They use label information and as well as unlabeled data as input in the form of vectors.
Once can use multiple classes inside the network structure.
It uses multitude of paths to compute associations.
Network based methods mostly use transductive learning strategy,in which the test set is unlabelled but while computation it uses the information from neighbourhood.
The ranked list of proteins can be also be used to understand any protein proteins interactions exist among them using subgraph extraction or it can be used to understand neighbouring PPIs in the interactome. Such kind of networks helps in understanding of pathogenic and physiologic mechanisms that trigger the onset and progression of diseases. To dig deeper into such cases, the list of proteins can be used to perform Gene Ontology,disease and pathway enrichment to understand the mechanism of action of proteins and whether if that target is a suitable target or not.

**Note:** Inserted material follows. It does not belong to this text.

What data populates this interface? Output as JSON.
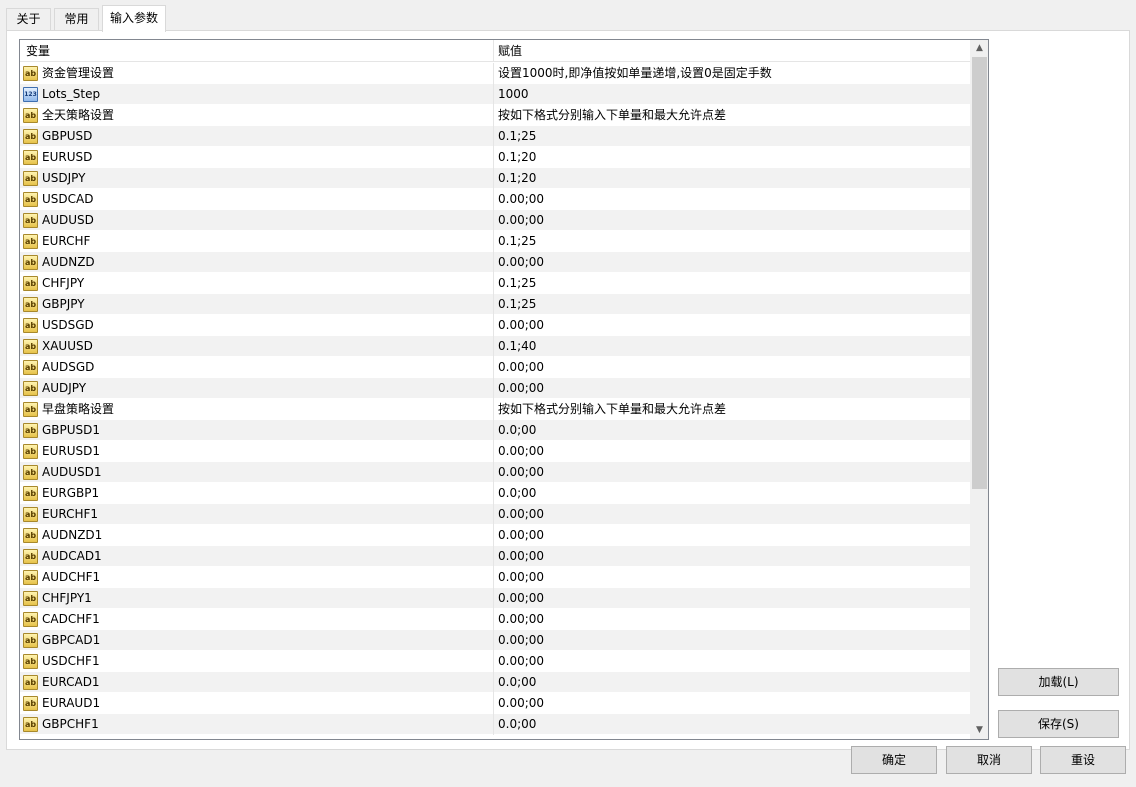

In the PPI Network tab consist of three functionalities namely one can search for protein interaction from a list of proteins, search for top-k PPI shortest paths using Yen’s algorithm  using both weighted and un-weighted graphs. The algorithm executes O(n) times Dijkstra algorithm to search paths for each of the k shortest paths, so its time complexity is O(kn(m+nlogn)), where n is the number of nodes and m is the number of edges. Shortest path graph algorithm has been widely adopted to identify genes with important functions in a network [26–30].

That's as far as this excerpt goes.